Oswald. Regine geht mit mir, Herr Pastor.

Pastor Manders. Geht mit Ihnen!

Oswald. Ja. Als mein Weib, — wenn sie es verlangt.

Pastor Manders. Aber du barmherziger —!

Regine. Es ist nicht meine Schuld, Herr Pastor.

Oswald. Oder sie bleibt hier — wenn ich bleibe.

Regine (unwillkürlich). Hier —?!

Pastor Manders. Frau Alving — Sie versteinern mich!

Frau Alving. Keins von beiden wird geschehen, denn jetzt kann ich offen reden.

Pastor Manders. Aber das werden Sie doch nicht thun! Nein, nein, nein!

Frau Alving. Doch, ich kann und ich will. Und trotzdem werden keine Ideale fallen.

Oswald. Mutter, was ist es, das mir verheimlicht wird!

Regine (horchend). Gnädige Frau! Hören Sie! Draußen schreien die Leute. (Sie geht ins Blumenzimmer und sieht hinaus.)

Oswald (am Fenster links). Was ist los? Woher kommt der Lichtschein?

Regine (schreit). Es brennt im Asyl!

Frau Alving (stürzt ans Fenster). Es brennt!

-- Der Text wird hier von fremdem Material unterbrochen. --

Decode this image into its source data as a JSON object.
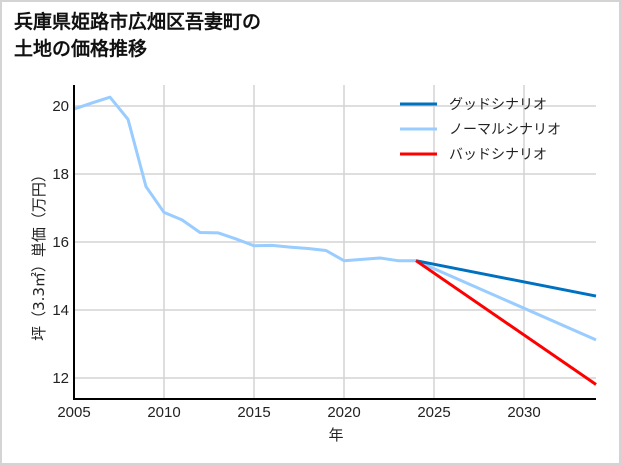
{
  "title_line1": "兵庫県姫路市広畑区吾妻町の",
  "title_line2": "土地の価格推移",
  "chart_data": {
    "type": "line",
    "title": "兵庫県姫路市広畑区吾妻町の土地の価格推移",
    "xlabel": "年",
    "ylabel": "坪（3.3㎡）単価（万円）",
    "xlim": [
      2005,
      2034
    ],
    "ylim": [
      11.35,
      20.6
    ],
    "xticks": [
      2005,
      2010,
      2015,
      2020,
      2025,
      2030
    ],
    "yticks": [
      12,
      14,
      16,
      18,
      20
    ],
    "grid": true,
    "legend_position": "upper right",
    "series": [
      {
        "name": "グッドシナリオ",
        "color": "#0070C0",
        "x": [
          2024,
          2034
        ],
        "values": [
          15.45,
          14.41
        ]
      },
      {
        "name": "ノーマルシナリオ",
        "color": "#99CCFF",
        "x": [
          2005,
          2006,
          2007,
          2008,
          2009,
          2010,
          2011,
          2012,
          2013,
          2014,
          2015,
          2016,
          2017,
          2018,
          2019,
          2020,
          2021,
          2022,
          2023,
          2024,
          2034
        ],
        "values": [
          19.91,
          20.09,
          20.26,
          19.61,
          17.63,
          16.87,
          16.65,
          16.28,
          16.27,
          16.09,
          15.89,
          15.9,
          15.85,
          15.81,
          15.75,
          15.45,
          15.49,
          15.53,
          15.45,
          15.45,
          13.12
        ]
      },
      {
        "name": "バッドシナリオ",
        "color": "#FF0000",
        "x": [
          2024,
          2034
        ],
        "values": [
          15.45,
          11.81
        ]
      }
    ]
  }
}
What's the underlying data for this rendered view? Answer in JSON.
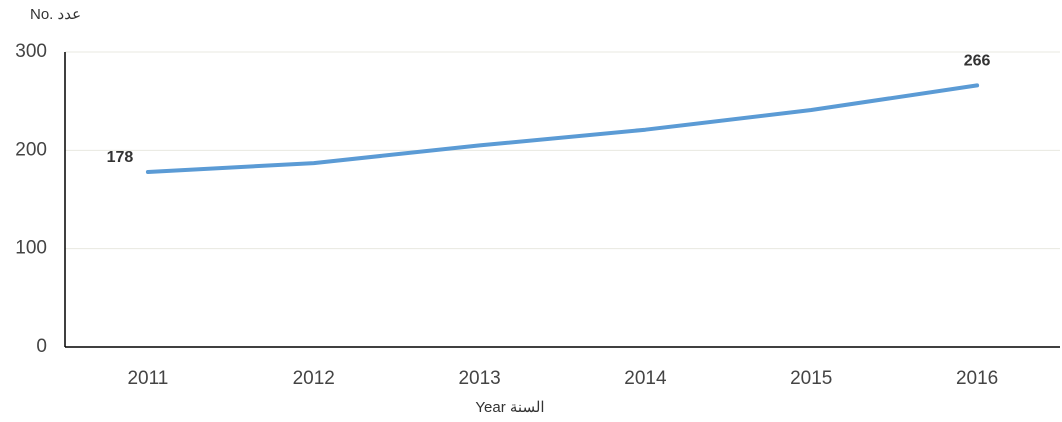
{
  "chart_data": {
    "type": "line",
    "ylabel": "No. عدد",
    "xlabel": "Year السنة",
    "categories": [
      "2011",
      "2012",
      "2013",
      "2014",
      "2015",
      "2016"
    ],
    "series": [
      {
        "name": "No.",
        "color": "#5b9bd5",
        "values": [
          178,
          187,
          205,
          221,
          241,
          266
        ],
        "value_labels": [
          "178",
          null,
          null,
          null,
          null,
          "266"
        ]
      }
    ],
    "ylim": [
      0,
      300
    ],
    "yticks": [
      0,
      100,
      200,
      300
    ],
    "grid": true
  }
}
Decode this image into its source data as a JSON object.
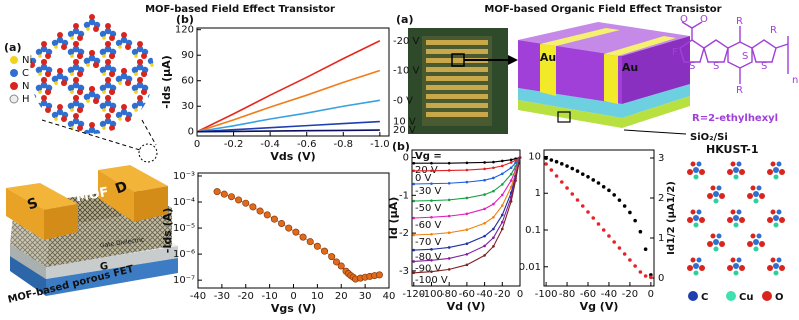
{
  "left_title": "MOF-based Field Effect Transistor",
  "right_title": "MOF-based Organic Field Effect Transistor",
  "panel_labels": [
    "(a)",
    "(b)",
    "(a)",
    "(b)"
  ],
  "mof_legend": [
    "Ni",
    "C",
    "N",
    "H"
  ],
  "device": {
    "source": "S",
    "drain": "D",
    "channel": "MOF",
    "dielectric": "Gate Dielectric",
    "gate": "G",
    "caption": "MOF-based porous FET"
  },
  "ofet": {
    "electrodes": [
      "Au",
      "Au"
    ],
    "side_chain": "R=2-ethylhexyl",
    "substrate": "SiO₂/Si",
    "mof": "HKUST-1",
    "legend": [
      "C",
      "Cu",
      "O"
    ],
    "molecule_labels": [
      "O",
      "O",
      "F",
      "S",
      "S",
      "S",
      "S",
      "R",
      "R",
      "R",
      "n"
    ]
  },
  "chart_data": [
    {
      "type": "line",
      "xlabel": "Vds (V)",
      "ylabel": "-Ids (μA)",
      "x": [
        0,
        -0.2,
        -0.4,
        -0.6,
        -0.8,
        -1.0
      ],
      "xlim": [
        0,
        -1.05
      ],
      "xticks": [
        0,
        -0.2,
        -0.4,
        -0.6,
        -0.8,
        {
          "value": -1,
          "label": "-1.0"
        }
      ],
      "ylim": [
        -5,
        122
      ],
      "yticks": [
        0,
        30,
        60,
        90,
        120
      ],
      "series": [
        {
          "name": "-20 V",
          "color": "#e8281e",
          "values": [
            0,
            21,
            43,
            64,
            86,
            107
          ]
        },
        {
          "name": "-10 V",
          "color": "#f07c1a",
          "values": [
            0,
            14,
            29,
            43,
            58,
            72
          ]
        },
        {
          "name": "-0 V",
          "color": "#3aa0e0",
          "values": [
            0,
            7,
            15,
            22,
            30,
            37
          ]
        },
        {
          "name": "10 V",
          "color": "#1f3fb0",
          "values": [
            0,
            2.4,
            4.8,
            7.2,
            9.6,
            12
          ]
        },
        {
          "name": "20 V",
          "color": "#0a1060",
          "values": [
            0,
            0.4,
            0.8,
            1.2,
            1.6,
            2
          ]
        }
      ]
    },
    {
      "type": "scatter",
      "xlabel": "Vgs (V)",
      "ylabel": "-Ids (A)",
      "ylog": true,
      "xlim": [
        -40,
        40
      ],
      "xticks": [
        -40,
        -30,
        -20,
        -10,
        0,
        10,
        20,
        30,
        40
      ],
      "ylim": [
        5e-08,
        0.0013
      ],
      "yticks": [
        {
          "value": 0.001,
          "label": "10⁻³"
        },
        {
          "value": 0.0001,
          "label": "10⁻⁴"
        },
        {
          "value": 1e-05,
          "label": "10⁻⁵"
        },
        {
          "value": 1e-06,
          "label": "10⁻⁶"
        },
        {
          "value": 1e-07,
          "label": "10⁻⁷"
        }
      ],
      "x": [
        -32,
        -29,
        -26,
        -23,
        -20,
        -17,
        -14,
        -11,
        -8,
        -5,
        -2,
        1,
        4,
        7,
        10,
        13,
        16,
        18,
        20,
        22,
        23,
        24,
        25,
        26,
        28,
        30,
        32,
        34,
        36
      ],
      "series": [
        {
          "color": "#e06a1a",
          "values": [
            0.00025,
            0.0002,
            0.00016,
            0.00012,
            9e-05,
            6.5e-05,
            4.5e-05,
            3.2e-05,
            2.2e-05,
            1.5e-05,
            1e-05,
            7e-06,
            4.5e-06,
            3e-06,
            2e-06,
            1.3e-06,
            8e-07,
            5e-07,
            3.5e-07,
            2.2e-07,
            1.8e-07,
            1.5e-07,
            1.3e-07,
            1.1e-07,
            1.2e-07,
            1.3e-07,
            1.4e-07,
            1.5e-07,
            1.6e-07
          ]
        }
      ]
    },
    {
      "type": "line",
      "xlabel": "Vd (V)",
      "ylabel": "Id (μA)",
      "legend_title": "Vg =",
      "x": [
        -120,
        -100,
        -80,
        -60,
        -40,
        -30,
        -20,
        -10,
        -5,
        0
      ],
      "xlim": [
        -122,
        0
      ],
      "xticks": [
        -120,
        -100,
        -80,
        -60,
        -40,
        -20,
        0
      ],
      "ylim": [
        -3.4,
        0.2
      ],
      "yticks": [
        0,
        -1,
        -2,
        -3
      ],
      "series": [
        {
          "name": "20 V",
          "color": "#000000",
          "values": [
            -0.15,
            -0.15,
            -0.15,
            -0.14,
            -0.13,
            -0.12,
            -0.09,
            -0.06,
            -0.03,
            0
          ]
        },
        {
          "name": "0 V",
          "color": "#e02020",
          "values": [
            -0.35,
            -0.35,
            -0.34,
            -0.33,
            -0.3,
            -0.27,
            -0.22,
            -0.13,
            -0.07,
            0
          ]
        },
        {
          "name": "-30 V",
          "color": "#2060e0",
          "values": [
            -0.7,
            -0.69,
            -0.68,
            -0.65,
            -0.6,
            -0.54,
            -0.43,
            -0.27,
            -0.14,
            0
          ]
        },
        {
          "name": "-50 V",
          "color": "#10a040",
          "values": [
            -1.15,
            -1.14,
            -1.12,
            -1.07,
            -0.98,
            -0.89,
            -0.71,
            -0.44,
            -0.23,
            0
          ]
        },
        {
          "name": "-60 V",
          "color": "#e020c0",
          "values": [
            -1.6,
            -1.58,
            -1.55,
            -1.49,
            -1.36,
            -1.23,
            -0.99,
            -0.61,
            -0.32,
            0
          ]
        },
        {
          "name": "-70 V",
          "color": "#f08010",
          "values": [
            -2.05,
            -2.03,
            -1.99,
            -1.91,
            -1.74,
            -1.58,
            -1.27,
            -0.78,
            -0.41,
            0
          ]
        },
        {
          "name": "-80 V",
          "color": "#2030a0",
          "values": [
            -2.45,
            -2.43,
            -2.38,
            -2.28,
            -2.08,
            -1.89,
            -1.52,
            -0.93,
            -0.49,
            0
          ]
        },
        {
          "name": "-90 V",
          "color": "#8020a0",
          "values": [
            -2.75,
            -2.72,
            -2.67,
            -2.56,
            -2.34,
            -2.12,
            -1.71,
            -1.05,
            -0.55,
            0
          ]
        },
        {
          "name": "-100 V",
          "color": "#802020",
          "values": [
            -3.05,
            -3.02,
            -2.96,
            -2.84,
            -2.59,
            -2.35,
            -1.89,
            -1.16,
            -0.61,
            0
          ]
        }
      ]
    },
    {
      "type": "scatter",
      "xlabel": "Vg (V)",
      "y2label": "Id1/2 (μA1/2)",
      "ylog": true,
      "x": [
        -100,
        -95,
        -90,
        -85,
        -80,
        -75,
        -70,
        -65,
        -60,
        -55,
        -50,
        -45,
        -40,
        -35,
        -30,
        -25,
        -20,
        -15,
        -10,
        -5,
        0
      ],
      "xlim": [
        -102,
        3
      ],
      "xticks": [
        -100,
        -80,
        -60,
        -40,
        -20,
        0
      ],
      "ylim": [
        0.003,
        15
      ],
      "yticks": [
        10,
        1,
        0.1,
        0.01
      ],
      "y2lim": [
        -0.2,
        3.2
      ],
      "y2ticks": [
        0,
        1,
        2,
        3
      ],
      "series": [
        {
          "color": "#000000",
          "values": [
            9,
            8,
            7.2,
            6.3,
            5.5,
            4.7,
            4,
            3.3,
            2.8,
            2.3,
            1.9,
            1.5,
            1.2,
            0.9,
            0.65,
            0.45,
            0.3,
            0.18,
            0.09,
            0.03,
            0.006
          ]
        },
        {
          "color": "#e8202a",
          "axis": "y2",
          "values": [
            2.85,
            2.7,
            2.55,
            2.4,
            2.25,
            2.1,
            1.95,
            1.8,
            1.65,
            1.5,
            1.35,
            1.2,
            1.05,
            0.9,
            0.75,
            0.6,
            0.45,
            0.3,
            0.15,
            0.05,
            0.02
          ]
        }
      ]
    }
  ]
}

Pastor Manders. Es brennt? Unmöglich. Ich war ja soeben noch dort unten.

Oswald. Wo ist mein Hut? Nein, ich brauche ihn nicht —. Das Asyl des Vaters —! (Läuft durch die Gartenthür hinaus.)

Frau Alving. Mein Tuch, Regine! Es brennt lichterloh!

Pastor Manders. Entsetzlich! — Frau Alving, das ist das Strafgericht, das über dieses Haus der Verirrung leuchtet!

Frau Alving. Ja, ja, gewiß. Komm, Regine. (Sie und Regine eilen durch das Vorzimmer hinaus.)

Pastor Manders (schlägt die Hände zusammen). Und nichts assecurirt! (Den Vorigen nach.)